Former and current U.S. national security officials warn that foreign adversaries are preparing to “fill the information void” left open by Trump’s medical team about the President’s health and current condition. Adversaries are poised to take advantage of the lack of transparency to spread disinformation to “make mischief” and sow doubt about the U.S. government’s stability.
In the News:
About 10 percent of the global population may have been infected by the coronavirus, according to World Health Organization (WHO) Director-General Tedros Adhanom Ghebreyesus. It's an estimate that's far higher than the total of global confirmed cases reported by governments. As WHO leadership meets at its headquarters in Geneva, the world has officially tallied more than 35 million coronavirus cases and more than 1 million fatalities. While reports do not indicate the WHO’s stated rationale for the undercount, many experts believe the virus has been under-reported due to lack of testing.

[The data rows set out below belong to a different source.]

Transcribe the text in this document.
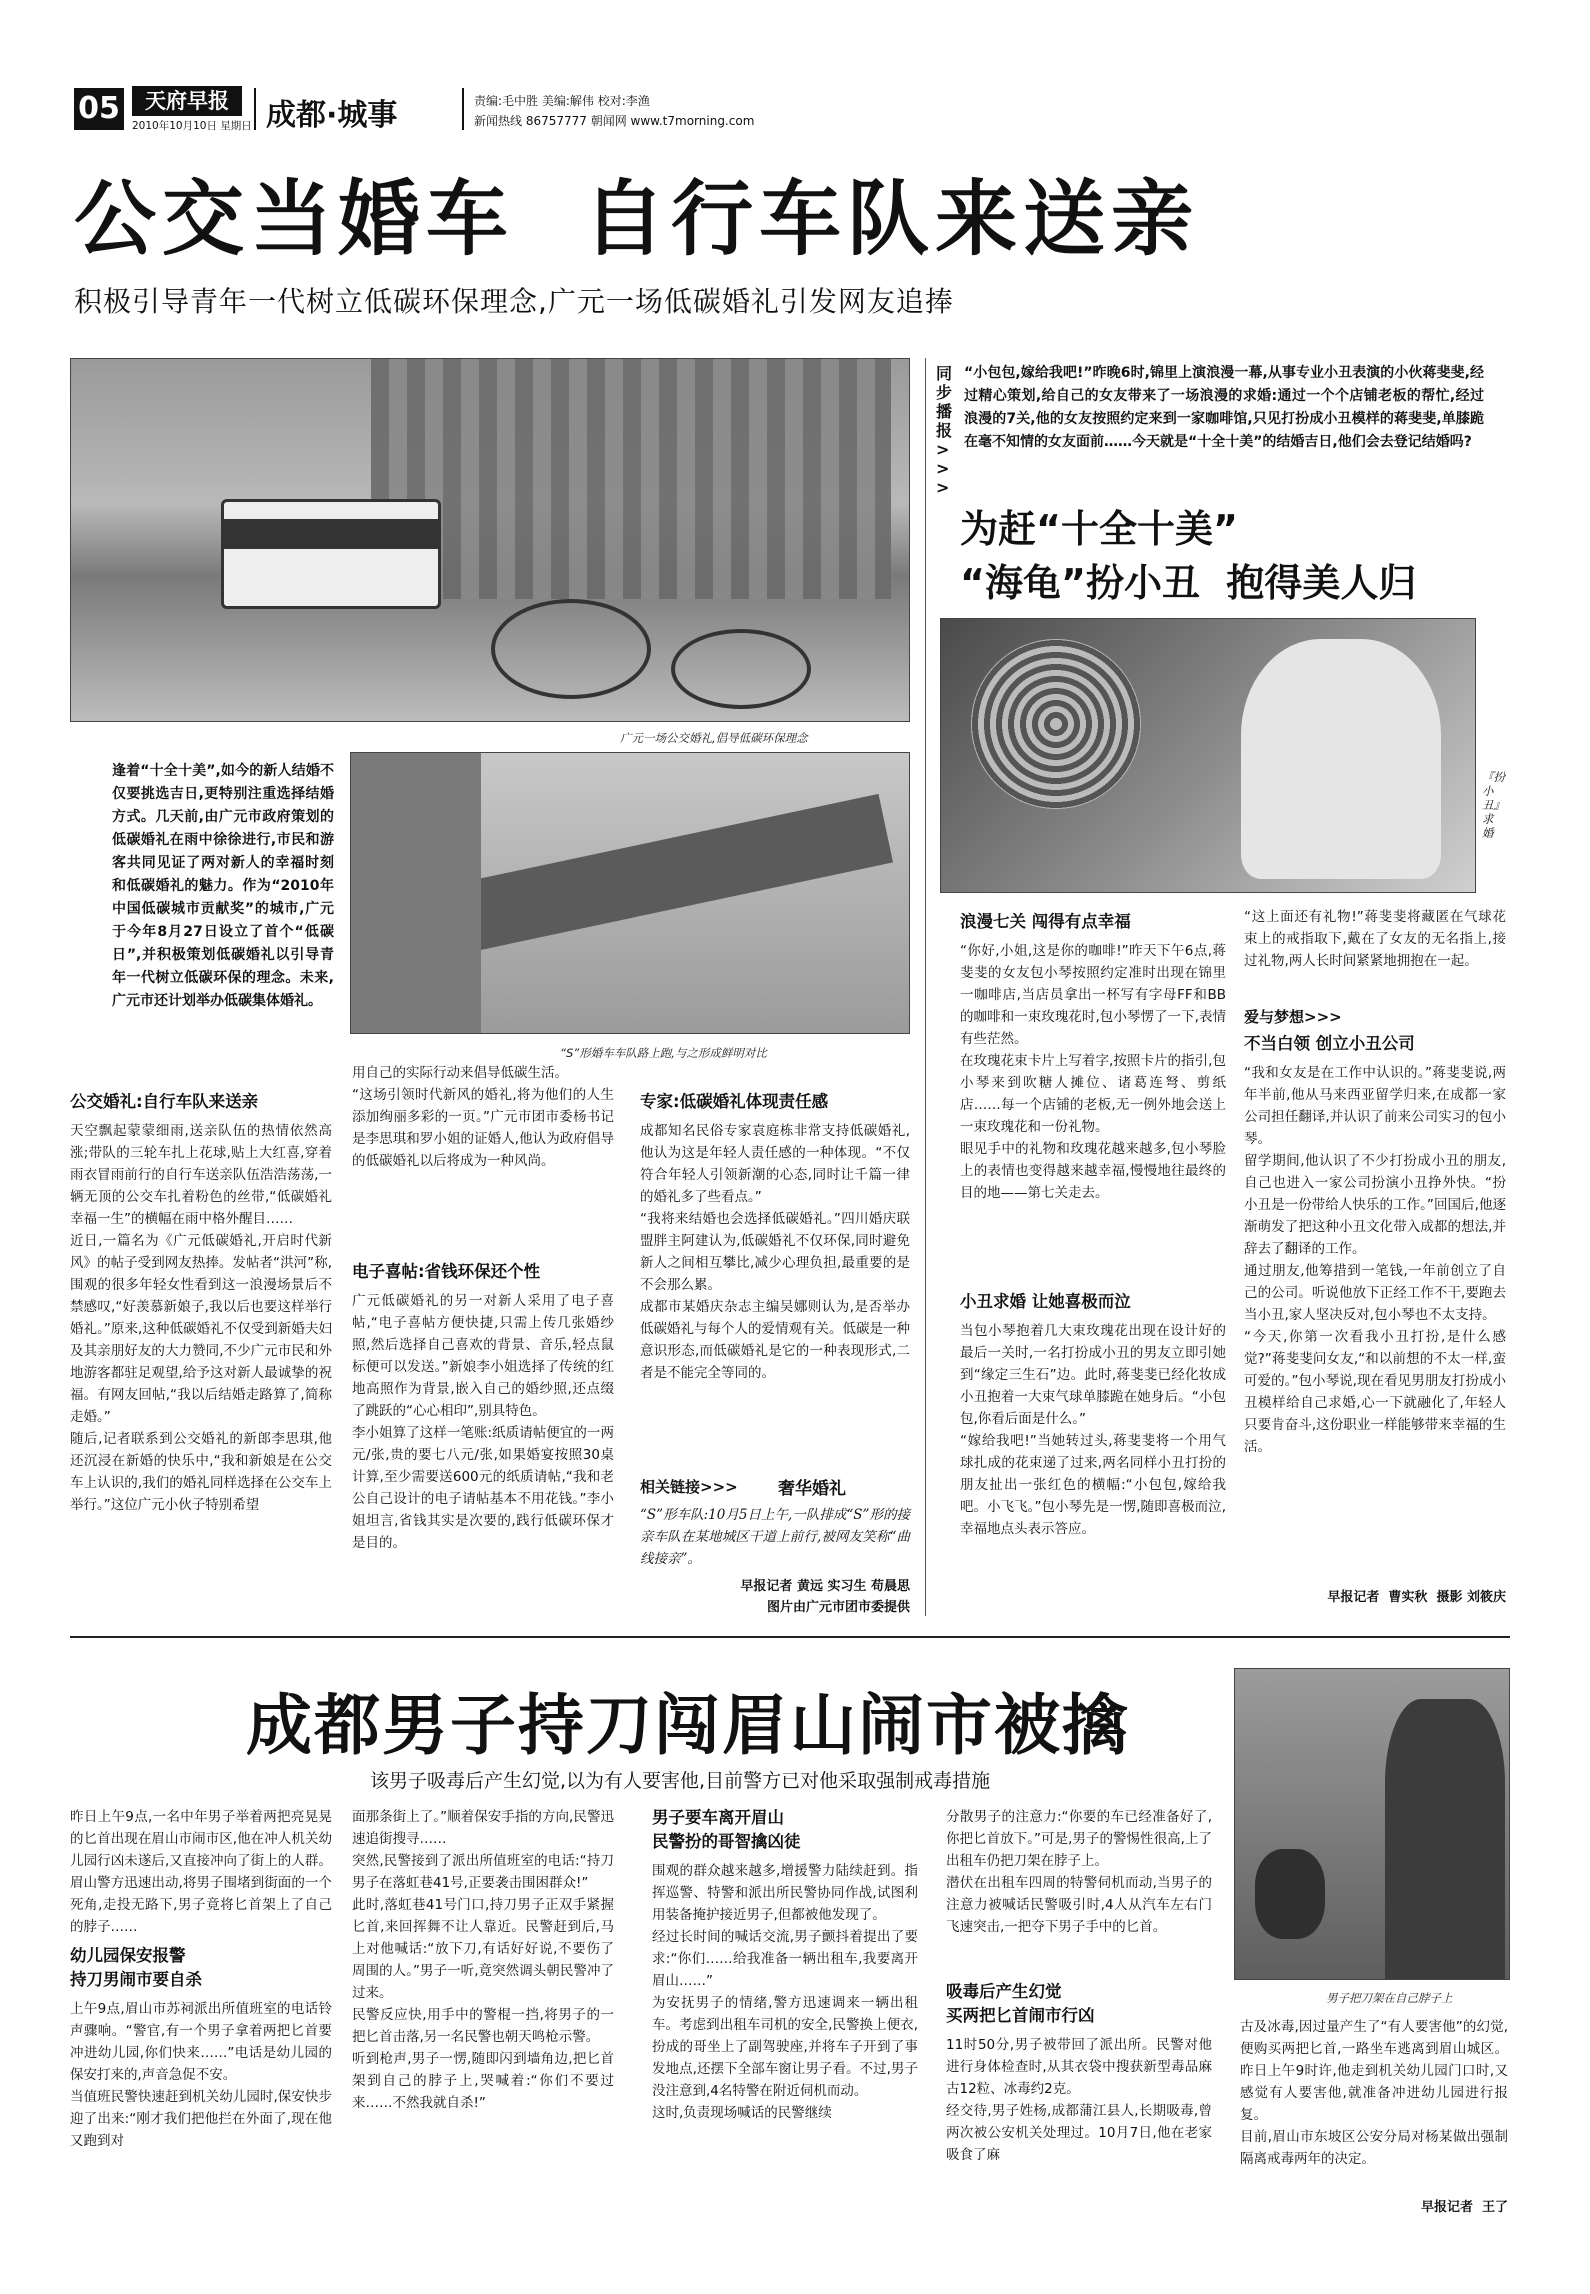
05	天府早报
2010年10月10日 星期日 成都·城事	责编:毛中胜 美编:解伟 校对:李渔
新闻热线 86757777 朝闻网 www.t7morning.com
公交当婚车  自行车队来送亲
积极引导青年一代树立低碳环保理念,广元一场低碳婚礼引发网友追捧
广元一场公交婚礼,倡导低碳环保理念
“S”形婚车车队路上跑,与之形成鲜明对比
逢着“十全十美”,如今的新人结婚不仅要挑选吉日,更特别注重选择结婚方式。几天前,由广元市政府策划的低碳婚礼在雨中徐徐进行,市民和游客共同见证了两对新人的幸福时刻和低碳婚礼的魅力。作为“2010年中国低碳城市贡献奖”的城市,广元于今年8月27日设立了首个“低碳日”,并积极策划低碳婚礼以引导青年一代树立低碳环保的理念。未来,广元市还计划举办低碳集体婚礼。
公交婚礼:自行车队来送亲
天空飘起蒙蒙细雨,送亲队伍的热情依然高涨;带队的三轮车扎上花球,贴上大红喜,穿着雨衣冒雨前行的自行车送亲队伍浩浩荡荡,一辆无顶的公交车扎着粉色的丝带,“低碳婚礼 幸福一生”的横幅在雨中格外醒目……
近日,一篇名为《广元低碳婚礼,开启时代新风》的帖子受到网友热捧。发帖者“洪河”称,围观的很多年轻女性看到这一浪漫场景后不禁感叹,“好羡慕新娘子,我以后也要这样举行婚礼。”原来,这种低碳婚礼不仅受到新婚夫妇及其亲朋好友的大力赞同,不少广元市民和外地游客都驻足观望,给予这对新人最诚挚的祝福。有网友回帖,“我以后结婚走路算了,简称走婚。”
随后,记者联系到公交婚礼的新郎李思琪,他还沉浸在新婚的快乐中,“我和新娘是在公交车上认识的,我们的婚礼同样选择在公交车上举行。”这位广元小伙子特别希望
用自己的实际行动来倡导低碳生活。
“这场引领时代新风的婚礼,将为他们的人生添加绚丽多彩的一页。”广元市团市委杨书记是李思琪和罗小姐的证婚人,他认为政府倡导的低碳婚礼以后将成为一种风尚。
电子喜帖:省钱环保还个性
广元低碳婚礼的另一对新人采用了电子喜帖,“电子喜帖方便快捷,只需上传几张婚纱照,然后选择自己喜欢的背景、音乐,轻点鼠标便可以发送。”新娘李小姐选择了传统的红地高照作为背景,嵌入自己的婚纱照,还点缀了跳跃的“心心相印”,别具特色。
李小姐算了这样一笔账:纸质请帖便宜的一两元/张,贵的要七八元/张,如果婚宴按照30桌计算,至少需要送600元的纸质请帖,“我和老公自己设计的电子请帖基本不用花钱。”李小姐坦言,省钱其实是次要的,践行低碳环保才是目的。
专家:低碳婚礼体现责任感
成都知名民俗专家袁庭栋非常支持低碳婚礼,他认为这是年轻人责任感的一种体现。“不仅符合年轻人引领新潮的心态,同时让千篇一律的婚礼多了些看点。”
“我将来结婚也会选择低碳婚礼。”四川婚庆联盟胖主阿建认为,低碳婚礼不仅环保,同时避免新人之间相互攀比,减少心理负担,最重要的是不会那么累。
成都市某婚庆杂志主编吴娜则认为,是否举办低碳婚礼与每个人的爱情观有关。低碳是一种意识形态,而低碳婚礼是它的一种表现形式,二者是不能完全等同的。
相关链接>>> 奢华婚礼
“S”形车队:10月5日上午,一队排成“S”形的接亲车队在某地城区干道上前行,被网友笑称“曲线接亲”。
早报记者 黄远 实习生 苟晨思
图片由广元市团市委提供
同步播报>>>
“小包包,嫁给我吧!”昨晚6时,锦里上演浪漫一幕,从事专业小丑表演的小伙蒋斐斐,经过精心策划,给自己的女友带来了一场浪漫的求婚:通过一个个店铺老板的帮忙,经过浪漫的7关,他的女友按照约定来到一家咖啡馆,只见打扮成小丑模样的蒋斐斐,单膝跪在毫不知情的女友面前……今天就是“十全十美”的结婚吉日,他们会去登记结婚吗?
为赶“十全十美”
“海龟”扮小丑  抱得美人归
『扮小丑』求婚
浪漫七关 闯得有点幸福
“你好,小姐,这是你的咖啡!”昨天下午6点,蒋斐斐的女友包小琴按照约定准时出现在锦里一咖啡店,当店员拿出一杯写有字母FF和BB的咖啡和一束玫瑰花时,包小琴愣了一下,表情有些茫然。
在玫瑰花束卡片上写着字,按照卡片的指引,包小琴来到吹糖人摊位、诸葛连弩、剪纸店……每一个店铺的老板,无一例外地会送上一束玫瑰花和一份礼物。
眼见手中的礼物和玫瑰花越来越多,包小琴脸上的表情也变得越来越幸福,慢慢地往最终的目的地——第七关走去。
小丑求婚 让她喜极而泣
当包小琴抱着几大束玫瑰花出现在设计好的最后一关时,一名打扮成小丑的男友立即引她到“缘定三生石”边。此时,蒋斐斐已经化妆成小丑抱着一大束气球单膝跪在她身后。“小包包,你看后面是什么。”
“嫁给我吧!”当她转过头,蒋斐斐将一个用气球扎成的花束递了过来,两名同样小丑打扮的朋友扯出一张红色的横幅:“小包包,嫁给我吧。小飞飞。”包小琴先是一愣,随即喜极而泣,幸福地点头表示答应。
“这上面还有礼物!”蒋斐斐将藏匿在气球花束上的戒指取下,戴在了女友的无名指上,接过礼物,两人长时间紧紧地拥抱在一起。
爱与梦想>>>
不当白领 创立小丑公司
“我和女友是在工作中认识的。”蒋斐斐说,两年半前,他从马来西亚留学归来,在成都一家公司担任翻译,并认识了前来公司实习的包小琴。
留学期间,他认识了不少打扮成小丑的朋友,自己也进入一家公司扮演小丑挣外快。“扮小丑是一份带给人快乐的工作。”回国后,他逐渐萌发了把这种小丑文化带入成都的想法,并辞去了翻译的工作。
通过朋友,他筹措到一笔钱,一年前创立了自己的公司。听说他放下正经工作不干,要跑去当小丑,家人坚决反对,包小琴也不太支持。
“今天,你第一次看我小丑打扮,是什么感觉?”蒋斐斐问女友,“和以前想的不太一样,蛮可爱的。”包小琴说,现在看见男朋友打扮成小丑模样给自己求婚,心一下就融化了,年轻人只要肯奋斗,这份职业一样能够带来幸福的生活。
早报记者  曹实秋  摄影 刘筱庆
成都男子持刀闯眉山闹市被擒
该男子吸毒后产生幻觉,以为有人要害他,目前警方已对他采取强制戒毒措施
男子把刀架在自己脖子上
昨日上午9点,一名中年男子举着两把亮晃晃的匕首出现在眉山市闹市区,他在冲人机关幼儿园行凶未遂后,又直接冲向了街上的人群。眉山警方迅速出动,将男子围堵到街面的一个死角,走投无路下,男子竟将匕首架上了自己的脖子……
幼儿园保安报警
持刀男闹市要自杀
上午9点,眉山市苏祠派出所值班室的电话铃声骤响。“警官,有一个男子拿着两把匕首要冲进幼儿园,你们快来……”电话是幼儿园的保安打来的,声音急促不安。
当值班民警快速赶到机关幼儿园时,保安快步迎了出来:“刚才我们把他拦在外面了,现在他又跑到对
面那条街上了。”顺着保安手指的方向,民警迅速追街搜寻……
突然,民警接到了派出所值班室的电话:“持刀男子在落虹巷41号,正要袭击围困群众!”
此时,落虹巷41号门口,持刀男子正双手紧握匕首,来回挥舞不让人靠近。民警赶到后,马上对他喊话:“放下刀,有话好好说,不要伤了周围的人。”男子一听,竟突然调头朝民警冲了过来。
民警反应快,用手中的警棍一挡,将男子的一把匕首击落,另一名民警也朝天鸣枪示警。
听到枪声,男子一愣,随即闪到墙角边,把匕首架到自己的脖子上,哭喊着:“你们不要过来……不然我就自杀!”
男子要车离开眉山
民警扮的哥智擒凶徒
围观的群众越来越多,增援警力陆续赶到。指挥巡警、特警和派出所民警协同作战,试图利用装备掩护接近男子,但都被他发现了。
经过长时间的喊话交流,男子颤抖着提出了要求:“你们……给我准备一辆出租车,我要离开眉山……”
为安抚男子的情绪,警方迅速调来一辆出租车。考虑到出租车司机的安全,民警换上便衣,扮成的哥坐上了副驾驶座,并将车子开到了事发地点,还摆下全部车窗让男子看。不过,男子没注意到,4名特警在附近伺机而动。
这时,负责现场喊话的民警继续
分散男子的注意力:“你要的车已经准备好了,你把匕首放下。”可是,男子的警惕性很高,上了出租车仍把刀架在脖子上。
潜伏在出租车四周的特警伺机而动,当男子的注意力被喊话民警吸引时,4人从汽车左右门飞速突击,一把夺下男子手中的匕首。
吸毒后产生幻觉
买两把匕首闹市行凶
11时50分,男子被带回了派出所。民警对他进行身体检查时,从其衣袋中搜获新型毒品麻古12粒、冰毒约2克。
经交待,男子姓杨,成都蒲江县人,长期吸毒,曾两次被公安机关处理过。10月7日,他在老家吸食了麻
古及冰毒,因过量产生了“有人要害他”的幻觉,便购买两把匕首,一路坐车逃离到眉山城区。昨日上午9时许,他走到机关幼儿园门口时,又感觉有人要害他,就准备冲进幼儿园进行报复。
目前,眉山市东坡区公安分局对杨某做出强制隔离戒毒两年的决定。
早报记者  王了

Aircraft manufacturer Boeing is cutting its expectations for new commercial aircraft demand over the next decade, citing what it estimates will be a years-long slump in travel demand because of the coronavirus pandemic. The manufacturer forecast on Tuesday that the world’s airlines will need 18,350 planes worth $2.9 trillion over the next 10 years, an 11 percent drop from its forecast a year ago. In the first half of 2020, Boeing’s sales fell 26 percent to $28.7 billion. Its defense and space unit generated nearly 44 percent of that revenue, a ten-point jump from 2019.
Data from more than 1,400 colleges compiled by the College Crisis Initiative at Davidson College and analyzed by NPR shows that more than 2 out of 3 colleges with in-person classes either have no clear COVID-19 testing plan or are testing only students who feel sick or are exposed to an infected person. Among that subset of colleges with more 5,000 undergraduates, only 25 percent are conducting mass screening or random "surveillance" testing. Only 6 percent are routinely testing all students.The findings suggest that communities around the U.S. could be exposed to new outbreaks once students head home for the holidays.
Over 7,000 movie screens will be dark in the U.S. this weekend as the Regal theater chain said it will shut down all 536 locations on Thursday. The closure reflects "an increasingly challenging theatrical landscape" due to the COVID-19 pandemic and is temporary, the chain said. Regal had started to reopen U.S. locations in late August. Regal is the second-largest film exhibitor in the U.S., after AMC Theatres. Roughly 40,000 Regal employees across the U.S. now face a work furlough, the company told NPR.